The ROG phone skinned with ASUS’s more garish layout or, if you prefer, something closer to stock Android. There wasn’t a huge amount of bloatware or ASUS apps everywhere, which is great if you want that minimalist Android Pie experience. Android 10 isn’t rolled out fully for the ROG Phone 2 yet, even though a closed beta began at the end of last year. That’s frustrating from a gaming perspective, given the extra controller support that Android 10 adds, but the public release should ship soon.

There’s some small things about the ROG Phone 2 that are cool, but nothing that’d be a dealbreaker or by itself would immediately justify the price tag. Plugging the fan attachment in adds another USB-C and 3.5mm port that you can use, allowing you to hold the phone in landscape mode more comfortably while charging and playing. If you’re not using wired headphones, the dual DTS:X stereo speakers are good enough for general YouTube, Twitch, Netflix and Crunchyroll/Animelab, and the large screen size plus the AMOLED HDR screen makes watching all of those a delight, even though the screen resolution and density isn’t as world-class as the other internals.

So the ROG Phone 2 has a lot of great features, and there’s one extra kicker.

What if the price wasn’t $1700? What if it was around $800?

There’s two options for getting the ROG Phone 2 in Australia, and the cheapest one is also the most common, because it’s how people have usually gotten “gamer” phones in this country: grey imports. Catch of the Day and Dick Smith are both charging $800 to $820, which makes the ROG Phone 2 about the same price as Nubia’s offering, and takes the flagship argument out of the equation.

The ROG Phone 2 certainly stacks up well in the mid-range category, although the Xiaomi Mi CC9 Pro and Pixel 3a would have the ROG beat when it comes to photography. The comparisons look a lot better for ASUS in that bracket though once you factor in the screen, the battery life, screen size and especially the guts of the ROG 2 …

… provided you’re OK rolling the dice on warranty.

The ROG Phone 2 is a fascinating piece of tech in many ways. It’s the hallmark of everything people hate about “gamer” equipment: it’s loud, it’s brash, it’s obsessed with customisable RGB lighting and, for many, it will be one of the ugliest phones on the market. Sleek, clean, minimalist is not the ASUS style.

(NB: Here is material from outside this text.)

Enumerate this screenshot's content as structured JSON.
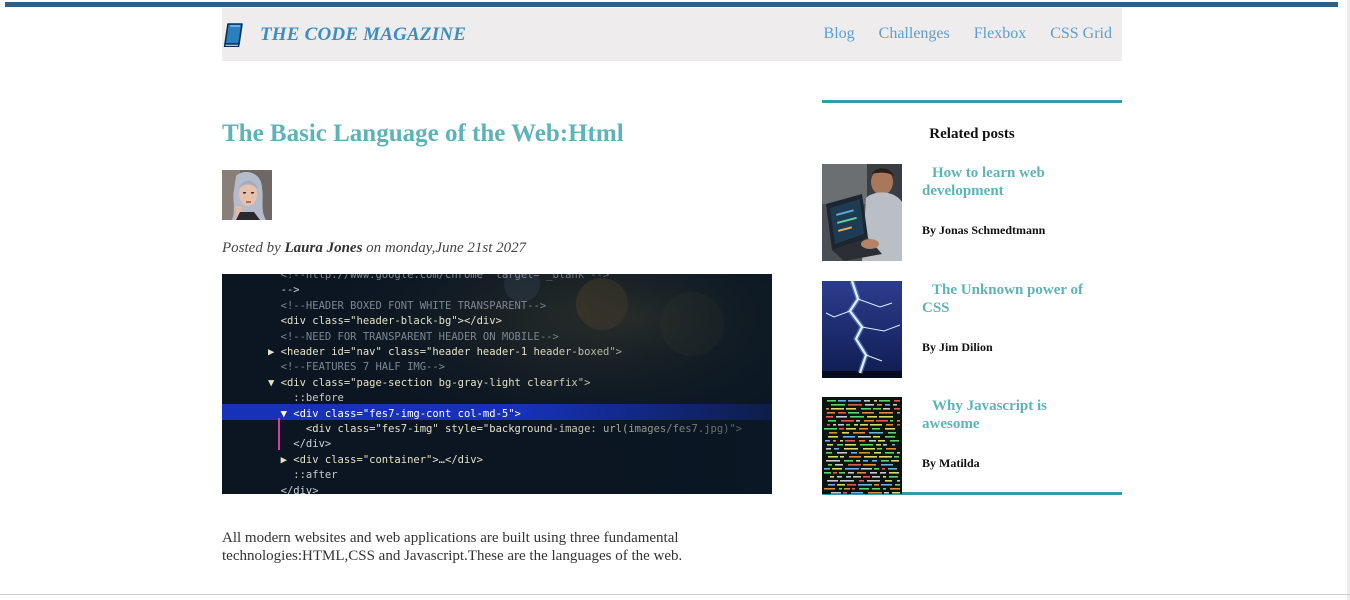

But it’s also a phone that gives you a degree of control and power that manufacturers don’t offer out of the box. The 120Hz screen will become standard in a few years, and it’s an absolute pleasure in any scenario: watching TV, scrolling Instagram or Reddit, playing Call of Duty, PUBG, Arena of Valor or Final Fantasy XV: Pocket Edition. You lose a chunk of battery life for it, but the battery is so big that you’d be insane not to use the phone in 120Hz all the time. ASUS’s UI also had just the single crash over the month I’ve used it, which was a cleaner

From a gaming perspective, I really wish there was a third button on the back that doubled as a fingerprint sensor. I found with the Nubia that it was the one button I could consistently hit concurrently while playing a game regularly, and it’s a feature ASUS could implement in future revisions. They’ll need to rethink the design of the Kunai gamepad, too. Turning your phone into a Switch like console sounds great, but the Kunai feels stiff in the hand and uncomfortable to use in every sense. It’s also never going to be a better option than using touch controls and the air triggers in games like Call of Duty or Arena of Valor – you’ll always turn around, aim, flick and move around a bit quicker with touch controls with a bit of practice.

Still, ASUS has made a fascinating piece of tech. It’s got the kind of hardware and features I wish other phones would have, but the user experience isn’t quite where I’d want it for $1700. Would it be worth it for around $800? 120Hz is better than 90Hz, and the details and colour from ASUS’s camera are nicer. But from a pure gaming perspective, not having that comfortable, bindable back button makes a hell of a lot of difference. And neither phone has 5G, which won’t matter a huge amount this year, but will be damn handy to have from 2021 onwards.

Gaming phones have come a long way, but it seems we’re still one generation away from a phone having truly everything.